= Gary Lloyd =

British composer

Gary Lloyd (born 1965) is a Canadian-born British composer and producer.
He has composed music for productions in theatre, contemporary dance, television drama and documentary, film, art installation, son et lumiere, narrative/music works, and orchestral concert performances. He also works as a record producer, and lectures on aspects of music. He is a graduate of the University of Chester where he studied mathematics, fine art and history of art, and psychology.

He lives in Chester with his partner the dancer and choreographer Bettina Carpi.

==Past works==
Past works include the theatrical scores for Jean-Paul Sartre's 'Huis Clos' (No Way Out) (2001) and Arthur Kopit's Road To Nirvana (2006) both directed by actor and director Colin McFarlane, soundtracks for the Tshukudu series of wildlife documentaries by Marianne Wilding (1998–2005), music for the contemporary dance piece Nocturne choreographed by Marc Brew (2009 and onwards including a performance at Sadler's Wells in 2014), music for installations with the artist Michelle Molyneux (2007), and music for the contemporary dance piece Track choreographed by Paula Hampson (1997–1998). Earlier works include the soundtrack for the stage version of Neil Gaiman and Dave McKean's 'Violent Cases' directed by Eric Jarvis (1988).

He created two narrative/music pieces that were released on CD: the first based on The Bridge (1996) by Iain Banks and the second Brought to Light (1998) based on the comic book written by Alan Moore. Lloyd worked in collaboration with the novelists on each and Banks and Moore each voiced their respective works. Banks and Lloyd were frequent collaborators and they co-composed a collection of songs as an album in tribute to the fictional band from Banks's novel Espedair Street – a tribute to a band that never existed – first mooted in 1999 by Lloyd and also discussed in Banks's only non-fiction book Raw Spirit. This collaborative project between Banks and Lloyd was restarted in 2005 and although the groundwork of the project was completed to date it remains unreleased. Lloyd spoke at length about his work with Banks at the 2014 Huddersfield Literature Festival and about his work with Moore at the 2010 Magus Conference at the University of Northampton.
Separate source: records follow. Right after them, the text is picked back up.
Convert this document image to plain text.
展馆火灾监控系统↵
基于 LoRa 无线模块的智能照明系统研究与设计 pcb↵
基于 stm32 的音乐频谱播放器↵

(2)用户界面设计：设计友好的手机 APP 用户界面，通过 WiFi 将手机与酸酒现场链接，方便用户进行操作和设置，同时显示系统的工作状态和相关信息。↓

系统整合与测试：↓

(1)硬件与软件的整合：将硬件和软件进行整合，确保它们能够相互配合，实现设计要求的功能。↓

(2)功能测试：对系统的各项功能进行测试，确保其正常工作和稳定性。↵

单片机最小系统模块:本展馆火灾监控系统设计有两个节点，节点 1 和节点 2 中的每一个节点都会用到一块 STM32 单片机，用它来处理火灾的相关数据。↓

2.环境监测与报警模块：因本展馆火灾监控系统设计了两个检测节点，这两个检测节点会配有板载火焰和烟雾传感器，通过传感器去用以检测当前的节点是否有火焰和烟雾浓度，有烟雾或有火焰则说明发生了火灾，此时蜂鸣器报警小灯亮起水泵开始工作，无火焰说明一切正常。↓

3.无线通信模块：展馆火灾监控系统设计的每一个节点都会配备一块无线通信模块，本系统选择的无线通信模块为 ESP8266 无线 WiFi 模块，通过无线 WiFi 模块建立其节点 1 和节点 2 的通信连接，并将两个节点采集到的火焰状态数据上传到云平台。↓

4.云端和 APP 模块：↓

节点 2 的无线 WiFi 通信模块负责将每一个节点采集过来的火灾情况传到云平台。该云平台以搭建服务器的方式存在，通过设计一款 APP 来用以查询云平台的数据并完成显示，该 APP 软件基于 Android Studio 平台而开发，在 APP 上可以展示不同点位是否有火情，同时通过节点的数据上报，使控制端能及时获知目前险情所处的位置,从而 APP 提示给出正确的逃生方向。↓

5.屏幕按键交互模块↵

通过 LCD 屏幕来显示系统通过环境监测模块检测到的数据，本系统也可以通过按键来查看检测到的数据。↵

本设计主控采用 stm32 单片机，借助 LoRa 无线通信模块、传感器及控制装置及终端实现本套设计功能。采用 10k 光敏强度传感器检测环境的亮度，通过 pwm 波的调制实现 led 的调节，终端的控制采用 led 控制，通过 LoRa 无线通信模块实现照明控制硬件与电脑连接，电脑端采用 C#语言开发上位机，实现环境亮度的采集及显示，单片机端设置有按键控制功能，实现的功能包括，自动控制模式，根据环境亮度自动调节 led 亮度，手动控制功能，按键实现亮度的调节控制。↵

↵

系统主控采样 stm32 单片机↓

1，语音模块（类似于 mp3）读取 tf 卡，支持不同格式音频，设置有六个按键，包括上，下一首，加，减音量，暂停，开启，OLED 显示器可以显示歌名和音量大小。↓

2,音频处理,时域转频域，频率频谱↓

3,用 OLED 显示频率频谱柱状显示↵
In 2014 Lloyd composed The Bridge Redux (In Memoriam Iain Banks) which was performed by the Worldcon Philharmonic Orchestra and conducted by Keith Slade at Loncon 3, the 72nd World Science Fiction Convention, at the ExCeL London to an audience of four thousand. He introduced the piece with a personal tribute to Banks who was guest of honour.

==Company Carpi==
Company Carpi is the name of the dance theatre company established by Bettina Carpi and Gary Lloyd. The company aim is to produce work which "combines music & dance with other art forms to present imaginative live performance pieces which address societal topics".

Company Carpi's first fully funded (by Arts Council England and other sources) production was The Mirror Of Love based on the prose-poem by Alan Moore which was first performed in 2017. The company followed this in 2018 with Knots based on the book by revolutionary psychiatrist R.D. Laing, The Stumbling Block based on the poetry cycle by Brian Catling in 2019, and in 2021/22 When You Light A Candle, You Also Cast A Shadow featuring a poetry cycle by Mary Talbot who was specially commissioned for the piece. When You Light A Candle, You Also Cast A Shadow was nominated for a One Dance UK Award in 2022.

==Works in progress==
Lloyd is currently working with Bettina Carpi on a dance theatre adaptation of Mary Talbot and Bryan Talbot's Costa Award-winning graphic novel 'Dotter of her Father's Eyes'. Lloyd, Carpi, the Talbots, and dancer Christopher Owen presented work in progress at the Huddersfield Literature Festival 2015. The eventual form of the production will be opera with dance, extracts of the opera were presented at Dublin Worldcon in August 2019 in the 2000 seat auditorium of the CCD in Dublin, and performed by a cast of three singers, an actor, two dancers and the 53-piece Worldcon Philharmonic Orchestra, conducted by Keith Slade.

Lloyd is also currently in the preparatory stages of composing his first orchestral symphony.

In Spring 2023 Company Carpi will tour their One Dance UK Award 2022 nominated piece When You Light A Candle, You Also Cast A Shadow around North West UK and will also launch an original anthology opera called Disunited Jukebox composed by Gary Lloyd with around twenty guest librettists, including established and well-known writers as well as emerging young talent.